Unvaccinated adults “biggest Covid concern” — Rotherham health boss

Unvaccinated adults “biggest Covid concern” — Rotherham health boss

By Jill Theobald | 30/03/2022

Unvaccinated adults “biggest Covid concern” — Rotherham health boss

ROTHERHAM’S director for public health has described the 30,000 adults who remain unvaccinated against Covid-19 in the borough as his “biggest concern” as cases of the “highly infectious” new variant rise. 

Speaking exclusively to the Advertiser, Ben Anderson said rising patient numbers at the hospital and staff sickness rates among health and care staff due to the BA.2 variant of Omicron were leading to the cancellation of some routine services.

Meanwhile, nearly a third of the borough’s care homes are experiencing Covid-19 outbreaks and currently closed to admissions. 

He also estimated fewer than 15 per cent of cases locally could be picked up as a result of changing behaviours since the introduction of the Living with Covid strategy. 

The majority of Rotherham’s population aged over 12 have now taken up the vaccine, with up to 70 per cent of adults having at least three doses. 

But Mr Anderson said: "My biggest concern at present is that roughly 30,000 adults in Rotherham remain unvaccinated, leaving them unprotected from this highly infectious variant.”

On the day it was revealed deaths at Rotherham Hospital had risen to seven in the last week — compared with a single death during the previous seven days — and patient numbers neared 100, Mr Anderson told the Advertiser: “We are currently experiencing a wave of the BA.2 variant of Omicron which is the most transmissible variant of Covid-19 seen to date and is leading to a rapid increase in the number of Covid-19 cases across the borough. 

“Rates of infection are higher than at any other time during the pandemic except for the initial Omicron wave, and, with legal restrictions removed, the risks of exposure to Covid-19 and subsequent transmission are very high.

"Fortunately, we are seeing the huge effects of the vaccination programme, which is lowering the risks of harm for those who are fully vaccinated.”

Mr Anderson said: “A key aspect of living safely with Covid is maintaining high levels of vaccination immunity in the population.

"The majority of Rotherham’s population over 12 years of age have now taken up the vaccine with 70 per cent of adults having at least three doses.
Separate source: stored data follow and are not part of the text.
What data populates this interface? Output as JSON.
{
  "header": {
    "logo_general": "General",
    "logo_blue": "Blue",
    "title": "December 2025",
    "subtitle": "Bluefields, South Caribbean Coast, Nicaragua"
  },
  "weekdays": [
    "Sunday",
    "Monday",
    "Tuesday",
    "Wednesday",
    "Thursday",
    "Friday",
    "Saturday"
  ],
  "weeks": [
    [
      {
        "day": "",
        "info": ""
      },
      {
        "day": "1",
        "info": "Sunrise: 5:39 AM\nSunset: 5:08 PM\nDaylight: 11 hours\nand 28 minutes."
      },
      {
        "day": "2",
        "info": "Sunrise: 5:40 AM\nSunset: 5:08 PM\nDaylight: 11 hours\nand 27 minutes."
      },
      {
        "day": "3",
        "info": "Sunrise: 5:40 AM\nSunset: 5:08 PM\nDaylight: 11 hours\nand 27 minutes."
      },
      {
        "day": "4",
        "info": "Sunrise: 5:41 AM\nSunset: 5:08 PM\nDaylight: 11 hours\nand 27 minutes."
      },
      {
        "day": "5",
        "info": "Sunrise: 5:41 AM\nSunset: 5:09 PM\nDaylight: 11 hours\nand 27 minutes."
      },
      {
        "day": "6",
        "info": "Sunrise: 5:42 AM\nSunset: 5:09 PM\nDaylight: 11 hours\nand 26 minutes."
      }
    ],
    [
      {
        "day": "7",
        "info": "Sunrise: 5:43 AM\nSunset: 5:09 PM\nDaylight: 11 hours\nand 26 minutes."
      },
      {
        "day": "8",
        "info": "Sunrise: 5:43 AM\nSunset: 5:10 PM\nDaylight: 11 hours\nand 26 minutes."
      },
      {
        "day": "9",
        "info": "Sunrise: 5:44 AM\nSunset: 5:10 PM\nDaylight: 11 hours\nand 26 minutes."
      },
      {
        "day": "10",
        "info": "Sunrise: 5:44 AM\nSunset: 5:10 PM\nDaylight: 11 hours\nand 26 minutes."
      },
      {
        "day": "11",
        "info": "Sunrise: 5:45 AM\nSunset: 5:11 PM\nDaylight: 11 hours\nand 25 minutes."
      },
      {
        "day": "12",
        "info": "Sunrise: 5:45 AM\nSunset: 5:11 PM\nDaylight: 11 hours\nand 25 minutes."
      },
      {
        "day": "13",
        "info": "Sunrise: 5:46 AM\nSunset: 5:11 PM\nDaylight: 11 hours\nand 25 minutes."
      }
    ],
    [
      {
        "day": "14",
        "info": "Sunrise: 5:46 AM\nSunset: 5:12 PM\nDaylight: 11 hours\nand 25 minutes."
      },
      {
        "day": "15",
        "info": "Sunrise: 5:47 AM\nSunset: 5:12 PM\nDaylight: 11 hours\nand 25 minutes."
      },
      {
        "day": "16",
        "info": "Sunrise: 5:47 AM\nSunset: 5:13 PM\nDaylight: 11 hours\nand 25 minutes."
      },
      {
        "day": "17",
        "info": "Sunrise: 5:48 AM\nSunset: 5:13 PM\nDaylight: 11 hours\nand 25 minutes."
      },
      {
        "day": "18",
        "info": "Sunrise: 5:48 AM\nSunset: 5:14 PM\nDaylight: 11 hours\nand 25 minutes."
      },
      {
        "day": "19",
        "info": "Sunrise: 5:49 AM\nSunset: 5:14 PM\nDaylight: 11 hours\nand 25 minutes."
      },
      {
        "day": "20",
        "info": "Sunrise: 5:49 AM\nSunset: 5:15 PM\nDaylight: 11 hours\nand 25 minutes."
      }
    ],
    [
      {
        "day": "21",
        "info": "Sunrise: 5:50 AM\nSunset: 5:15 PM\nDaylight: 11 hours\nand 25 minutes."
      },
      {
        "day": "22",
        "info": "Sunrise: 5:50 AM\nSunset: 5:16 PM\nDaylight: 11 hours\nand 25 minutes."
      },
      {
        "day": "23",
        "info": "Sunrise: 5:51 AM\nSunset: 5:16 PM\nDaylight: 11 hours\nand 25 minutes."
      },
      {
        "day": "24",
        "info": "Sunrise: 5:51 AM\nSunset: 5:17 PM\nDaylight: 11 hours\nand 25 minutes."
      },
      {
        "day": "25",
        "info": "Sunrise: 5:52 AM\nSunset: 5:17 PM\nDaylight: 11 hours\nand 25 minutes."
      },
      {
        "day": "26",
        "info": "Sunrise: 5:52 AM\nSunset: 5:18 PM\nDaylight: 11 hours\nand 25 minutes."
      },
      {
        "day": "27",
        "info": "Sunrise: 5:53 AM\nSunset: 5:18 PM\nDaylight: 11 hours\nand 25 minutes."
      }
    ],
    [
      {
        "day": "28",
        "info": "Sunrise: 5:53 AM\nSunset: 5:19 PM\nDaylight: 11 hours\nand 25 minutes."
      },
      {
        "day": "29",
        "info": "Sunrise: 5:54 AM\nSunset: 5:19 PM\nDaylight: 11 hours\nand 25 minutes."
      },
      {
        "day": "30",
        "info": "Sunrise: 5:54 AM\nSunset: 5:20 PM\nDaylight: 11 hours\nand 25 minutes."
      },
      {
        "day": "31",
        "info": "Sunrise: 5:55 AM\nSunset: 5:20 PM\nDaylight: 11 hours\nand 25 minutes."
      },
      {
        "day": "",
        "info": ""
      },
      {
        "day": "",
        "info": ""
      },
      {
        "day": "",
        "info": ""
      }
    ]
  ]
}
My biggest concern at present is that roughly 30,000 adults in Rotherham remain unvaccinated, leaving them unprotected from this highly infectious variant. 
 
“Another priority is to continue to protect the most vulnerable. The spring vaccine booster is currently being offered to those over 75 years old and those with compromised immune systems.

"I encourage everyone who falls into this group to get the spring booster when it is offered to them. 

“We are also continuing our focus on outbreak management in high-risk settings such as care homes, health settings and special schools.” 

Responding to recent national research, Mr Anderson said: “The Office for National Statistics estimated that, in the week up to Saturday, March 19, 4.7 per cent (or just over one in every 22 people) locally were infected with Covid with cases still rising.

"This is significantly higher than the rate given on the government’s Covid dashboard which is now much less accurate due to testing behaviours changing after the announcement of the Living with Covid strategy. 

“The current reported rate is 743.8/100,000 for the week to Wednesday, March 23 - indicating that current testing is picking up less than 15 per cent of cases locally.”

Mr Anderson encouraged all residents to “do our bit to live safely with Covid and reduce the risk of transmission. 

“The public health advice remains that anyone experiencing Covid-19 symptoms or who has tested positive should isolate for at least six days or longer if they continue to be symptomatic, or continue to test positive on LFD tests," he said. 

“Continuing to follow the ‘Hands, Face, Space, Ventilate’ guidance will also help to keep transmission low.

"Regular hand washing with soap and water, or use of hand sanitiser, the wiping down of surfaces, wearing face coverings and maintaining social distance in crowded spaces, and keeping indoor spaces well ventilated all help to reduce exposure to the virus, especially while rates remain high during this wave.” 

Rotherham Council’s cabinet member for public health, Cllr David Roche, added: “Covid is still with us and we are going through a fourth wave so I urge people to take care.”